Ehoud Barak, le ministre de la Défense, est pour ; Shaul Mofaz, le vice-Premier ministre, la juge « inévitable ». Ehoud Olmert et Tzipi Livni hésitent sur le timing. Et l’opinion n’y est pas hostile, malgré les représailles prévisibles. Autant de motifs en faveur d’une attaque aérienne israélienne contre l’Iran, selon Jérusalem, où des exercices spécifiques de défense passive ont déjà commencé. Techniquement, une telle opération est possible sans l’aide américaine, mais elle sera périlleuse pour plusieurs raisons. Contrairement aux raids lancés contre le siège de l’OLP à Tunis en 1985, le site nucléaire irakien Osirak en 1981 ou, tout récemment, contre une installation syrienne en septembre 2007, l’effet de surprise est inexistant. L’attaque nécessitera, dit-on en Israël, entre un et trois bombardements effectués par une cinquantaine de F-15 et F-16, ravitaillés en vol à l’aller et au retour par des KC-707. Trois routes aériennes sont théoriquement possibles. La première, la plus courte, est exclue : elle signifierait une violation de l’espace aérien jordanien (hostile) et un survol de l’Irak impliquant directement les États-Unis, qui ne le souhaitent pas.
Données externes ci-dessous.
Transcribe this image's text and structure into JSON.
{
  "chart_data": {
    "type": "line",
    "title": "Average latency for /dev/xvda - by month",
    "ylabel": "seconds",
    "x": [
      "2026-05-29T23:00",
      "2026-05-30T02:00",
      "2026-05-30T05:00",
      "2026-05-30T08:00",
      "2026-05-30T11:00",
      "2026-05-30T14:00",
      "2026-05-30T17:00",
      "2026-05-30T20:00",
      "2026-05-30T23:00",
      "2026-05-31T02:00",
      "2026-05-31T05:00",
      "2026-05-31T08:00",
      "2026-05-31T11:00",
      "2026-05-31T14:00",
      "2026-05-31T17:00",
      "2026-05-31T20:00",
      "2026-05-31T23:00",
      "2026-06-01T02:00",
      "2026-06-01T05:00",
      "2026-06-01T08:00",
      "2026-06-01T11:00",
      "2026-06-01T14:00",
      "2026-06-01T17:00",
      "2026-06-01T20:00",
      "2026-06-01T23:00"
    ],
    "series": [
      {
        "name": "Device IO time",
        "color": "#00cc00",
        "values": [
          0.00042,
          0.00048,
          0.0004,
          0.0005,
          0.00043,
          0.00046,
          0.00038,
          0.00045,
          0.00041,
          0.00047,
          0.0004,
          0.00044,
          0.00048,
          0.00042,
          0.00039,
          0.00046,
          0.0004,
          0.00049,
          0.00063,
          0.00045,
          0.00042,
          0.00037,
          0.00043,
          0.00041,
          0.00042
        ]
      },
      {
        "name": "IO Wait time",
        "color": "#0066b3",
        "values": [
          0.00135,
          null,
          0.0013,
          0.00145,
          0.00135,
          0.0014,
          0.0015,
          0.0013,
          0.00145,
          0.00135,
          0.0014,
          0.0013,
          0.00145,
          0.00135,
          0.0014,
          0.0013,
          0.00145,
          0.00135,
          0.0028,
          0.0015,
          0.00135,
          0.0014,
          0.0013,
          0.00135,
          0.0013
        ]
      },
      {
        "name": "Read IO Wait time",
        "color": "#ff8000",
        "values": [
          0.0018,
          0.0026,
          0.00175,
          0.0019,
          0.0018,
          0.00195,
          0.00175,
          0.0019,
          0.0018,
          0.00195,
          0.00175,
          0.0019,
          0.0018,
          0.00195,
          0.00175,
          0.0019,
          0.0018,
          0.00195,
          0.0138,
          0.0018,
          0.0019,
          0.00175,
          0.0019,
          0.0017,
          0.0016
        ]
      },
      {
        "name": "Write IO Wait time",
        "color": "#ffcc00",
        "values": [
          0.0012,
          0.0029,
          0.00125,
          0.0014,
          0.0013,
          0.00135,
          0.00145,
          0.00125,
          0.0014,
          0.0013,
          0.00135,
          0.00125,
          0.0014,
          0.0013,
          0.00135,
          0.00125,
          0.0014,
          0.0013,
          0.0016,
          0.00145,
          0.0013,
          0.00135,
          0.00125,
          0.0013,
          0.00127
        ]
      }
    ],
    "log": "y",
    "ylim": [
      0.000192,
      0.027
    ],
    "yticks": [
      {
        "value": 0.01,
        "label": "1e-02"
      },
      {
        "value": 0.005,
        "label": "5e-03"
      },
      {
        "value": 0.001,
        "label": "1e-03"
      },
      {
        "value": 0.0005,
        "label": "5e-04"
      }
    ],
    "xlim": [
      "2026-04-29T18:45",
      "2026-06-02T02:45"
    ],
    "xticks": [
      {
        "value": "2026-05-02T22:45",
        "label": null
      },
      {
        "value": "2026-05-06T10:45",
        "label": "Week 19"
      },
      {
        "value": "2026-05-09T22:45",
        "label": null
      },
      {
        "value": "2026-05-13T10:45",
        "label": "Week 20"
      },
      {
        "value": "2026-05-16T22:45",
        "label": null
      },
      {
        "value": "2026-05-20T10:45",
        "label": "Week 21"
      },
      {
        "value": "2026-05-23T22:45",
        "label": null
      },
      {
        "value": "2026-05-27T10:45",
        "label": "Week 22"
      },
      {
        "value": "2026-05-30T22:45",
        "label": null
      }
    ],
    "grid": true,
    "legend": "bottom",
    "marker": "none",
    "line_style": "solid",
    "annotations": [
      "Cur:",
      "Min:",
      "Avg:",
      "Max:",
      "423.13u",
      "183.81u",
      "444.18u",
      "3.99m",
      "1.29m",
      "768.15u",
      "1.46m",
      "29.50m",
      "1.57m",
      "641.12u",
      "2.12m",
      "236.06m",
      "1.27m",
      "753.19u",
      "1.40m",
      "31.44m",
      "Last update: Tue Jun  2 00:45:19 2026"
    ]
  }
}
La seconde (2 000 km), est très aléatoire : passer au-dessus de la Turquie, qui possède une frontière commune avec l’Iran. Même si ce dernier pays est un allié stratégique d’Israël et un partenaire de manÂÂÂuvres militaires, on le voit mal accepter de prendre un tel risque. Reste enfin la troisième option, la plus longue (4 000 km), mais qui présente l’avantage d’éviter les espaces aériens nationaux : descendre la mer Rouge, puis contourner la péninsule Arabique.
Autre problème à résoudre : la grande dispersion des sites nucléaires iraniens (une centaine au total) et la bunkérisation des plus sensibles d’entre eux. Il faudra donc choisir les cibles. Enfin, les appareils israéliens seront obligés de viser les principales installations de lancement de missiles à longue portée pour réduire les capacités de représailles iraniennes contre l’État hébreu, ainsi que – à la demande des Américains, qui redoutent une pluie de fusées contre leurs bases en Irak et dans la région – les rampes de lancement des missiles à moyenne portée. Cela fait beaucoup, surtout qu’il faudra aussi s’en prendre aux forces navales iraniennes afin de les empêcher de bloquer le détroit d’Ormuz par où passe 40 % du pétrole mondial. Des sous-marins, dit-on à Jérusalem, pourraient être nécessaires pour cette dernière tâche. « Ce sera une guerre de vingt jours », estime l’état-major de Tsahal. Ce qui ne l’empêche pas de militer pour une action rapide : « Quand les Iraniens auront installé les batteries de Sam 20 qu’ils viennent d’acheter en Russie et quand le réacteur de la centrale de Bushehr sera approvisionné en combustible nucléaire, c’est-à-dire début 2009, nous ne pourrons plus rien faire. Les risques seront trop grands. C’est maintenant qu’il faut agir. »

Quelles sont les cibles ?
Quatre objectifs majeurs du programme nucléaire iranien devraient être visés en priorité. Une installation de production d’eau lourde et de plutonium à Arak, une unité de conversion de l’uranium à Ispahan, le réacteur russe du port de Bushehr, et la plus sensible de toutes les cibles : Natanz. Située dans une zone montagneuse entre Téhéran et Ispahan, l’usine de Natanz abrite des centaines de centrifugeuses pour l’enrichissement de l’uranium. Tout ce matériel est enterré à une profondeur de 8 à 23 mètres et nécessitera donc, pour espérer le détruire, l’usage de bombes « bunker busting » de 1 tonne, semblables à celles que les Américains ont utilisées lors de l’invasion de l’Irak et dont est dotée l’armée israélienne.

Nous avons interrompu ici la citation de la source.